Spicy Red Lentil and Sweet Potato Soup
Red lentils are a great source of protein and along with the sweet potato this proves a very healthy soup to have at lunchtime. There is no need to fill up on bread either as you will find the lentils are filling enough.

Ingredients
1 medium onion
1 fat clove of garlic
A knob of butter
2 medium carrots
2 sticks of celery
2 large sweet potatoes (about 400g in total)
½ teaspoon cayenne pepper
½ teaspoon cumin seeds
1 litre of vegetable or chicken stock
200g split red lentils
Method
- Chop the onion and garlic and gently sweat them in a large saucepan with a knob of butter over a medium heat.

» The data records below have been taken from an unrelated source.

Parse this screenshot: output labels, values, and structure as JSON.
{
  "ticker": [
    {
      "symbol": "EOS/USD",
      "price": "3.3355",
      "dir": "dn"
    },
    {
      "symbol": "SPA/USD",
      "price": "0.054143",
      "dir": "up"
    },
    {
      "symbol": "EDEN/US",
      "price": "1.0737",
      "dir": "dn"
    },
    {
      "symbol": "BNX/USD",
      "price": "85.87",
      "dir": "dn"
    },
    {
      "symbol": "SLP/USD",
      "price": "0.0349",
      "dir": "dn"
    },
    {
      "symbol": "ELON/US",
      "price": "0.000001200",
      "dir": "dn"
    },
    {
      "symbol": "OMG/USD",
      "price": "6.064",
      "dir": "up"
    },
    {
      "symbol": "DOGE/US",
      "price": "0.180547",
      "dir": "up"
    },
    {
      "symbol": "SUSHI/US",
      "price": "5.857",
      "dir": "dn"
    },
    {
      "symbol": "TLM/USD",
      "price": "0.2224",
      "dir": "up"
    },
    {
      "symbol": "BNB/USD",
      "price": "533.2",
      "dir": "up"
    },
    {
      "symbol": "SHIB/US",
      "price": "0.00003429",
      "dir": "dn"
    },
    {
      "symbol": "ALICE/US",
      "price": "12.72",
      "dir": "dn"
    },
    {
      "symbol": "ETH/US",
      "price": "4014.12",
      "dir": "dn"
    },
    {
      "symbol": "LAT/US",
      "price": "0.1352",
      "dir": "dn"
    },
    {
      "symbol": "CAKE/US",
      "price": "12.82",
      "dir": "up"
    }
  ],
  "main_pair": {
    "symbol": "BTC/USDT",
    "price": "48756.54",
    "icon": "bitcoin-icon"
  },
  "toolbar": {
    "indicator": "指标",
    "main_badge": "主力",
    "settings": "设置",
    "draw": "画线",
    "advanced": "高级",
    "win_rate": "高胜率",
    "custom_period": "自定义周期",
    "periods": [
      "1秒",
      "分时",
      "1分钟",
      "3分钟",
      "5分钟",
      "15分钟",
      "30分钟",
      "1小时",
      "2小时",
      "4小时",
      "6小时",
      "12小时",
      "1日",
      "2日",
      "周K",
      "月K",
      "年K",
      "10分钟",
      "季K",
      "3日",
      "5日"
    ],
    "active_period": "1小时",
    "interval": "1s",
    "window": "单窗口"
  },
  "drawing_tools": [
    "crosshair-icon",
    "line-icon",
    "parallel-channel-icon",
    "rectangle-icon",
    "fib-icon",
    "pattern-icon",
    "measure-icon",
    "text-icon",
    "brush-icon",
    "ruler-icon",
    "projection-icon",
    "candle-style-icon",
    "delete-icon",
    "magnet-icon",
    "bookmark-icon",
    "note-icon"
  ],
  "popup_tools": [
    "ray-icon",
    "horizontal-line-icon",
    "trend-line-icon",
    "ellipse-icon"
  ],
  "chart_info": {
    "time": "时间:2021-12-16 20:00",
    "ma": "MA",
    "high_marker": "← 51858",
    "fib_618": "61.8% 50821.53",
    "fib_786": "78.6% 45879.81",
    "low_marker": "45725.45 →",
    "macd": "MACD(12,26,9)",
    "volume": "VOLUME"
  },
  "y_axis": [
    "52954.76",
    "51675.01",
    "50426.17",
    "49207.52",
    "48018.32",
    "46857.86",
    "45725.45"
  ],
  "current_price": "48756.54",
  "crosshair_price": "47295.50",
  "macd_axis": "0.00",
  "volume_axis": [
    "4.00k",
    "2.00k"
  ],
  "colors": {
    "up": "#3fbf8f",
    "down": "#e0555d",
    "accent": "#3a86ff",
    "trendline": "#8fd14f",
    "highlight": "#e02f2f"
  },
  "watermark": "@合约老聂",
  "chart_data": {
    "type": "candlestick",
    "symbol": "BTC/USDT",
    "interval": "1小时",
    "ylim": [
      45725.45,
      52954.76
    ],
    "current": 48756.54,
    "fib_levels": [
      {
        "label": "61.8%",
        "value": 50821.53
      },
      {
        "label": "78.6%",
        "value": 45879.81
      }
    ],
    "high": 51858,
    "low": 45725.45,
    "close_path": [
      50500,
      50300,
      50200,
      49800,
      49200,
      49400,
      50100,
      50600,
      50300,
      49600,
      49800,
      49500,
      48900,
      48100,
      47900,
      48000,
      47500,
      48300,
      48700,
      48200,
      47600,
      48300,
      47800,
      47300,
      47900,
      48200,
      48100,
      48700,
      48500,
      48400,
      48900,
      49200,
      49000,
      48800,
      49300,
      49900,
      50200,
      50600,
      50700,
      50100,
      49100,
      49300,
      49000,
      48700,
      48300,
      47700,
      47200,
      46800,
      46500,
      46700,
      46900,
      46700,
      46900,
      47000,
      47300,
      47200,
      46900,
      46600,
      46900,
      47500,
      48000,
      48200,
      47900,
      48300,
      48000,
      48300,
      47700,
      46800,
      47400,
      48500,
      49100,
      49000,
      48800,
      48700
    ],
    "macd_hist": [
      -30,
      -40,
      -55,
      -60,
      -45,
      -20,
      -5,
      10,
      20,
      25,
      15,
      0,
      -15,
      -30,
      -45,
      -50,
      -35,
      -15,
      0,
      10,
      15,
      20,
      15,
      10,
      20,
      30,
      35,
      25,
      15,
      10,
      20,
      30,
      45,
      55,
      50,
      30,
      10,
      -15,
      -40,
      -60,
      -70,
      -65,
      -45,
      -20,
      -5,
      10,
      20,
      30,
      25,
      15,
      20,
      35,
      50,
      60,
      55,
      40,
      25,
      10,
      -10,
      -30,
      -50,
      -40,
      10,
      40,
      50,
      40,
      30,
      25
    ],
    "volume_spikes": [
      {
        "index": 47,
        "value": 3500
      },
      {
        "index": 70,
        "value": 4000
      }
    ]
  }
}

- In the meantime peel and chop the carrots, trim and chop the celery and scrub (no need to peel) and chop the sweet potatoes into 5cm/2in cubes.
- When the onion and garlic have softened but not coloured, add in the carrots, celery and potatoes and sweat for another few minutes.
- Add in the cayenne pepper and cumin seeds and mix to coat the vegetables well. Then add in the stock and the lentils, bring the saucepan to the boil and reduce to a simmer for 15 minutes.
- Once the potatoes are cooked remove the saucepan from the heat and allow to cool slightly. Then, using a hand-blender, carefully blitz the soup until smooth. If it is a little thick just add some hot water while blending. Alternatively the soup can be blended in a jug blender in batches.
- Return to a medium/high heat to reheat fully before serving.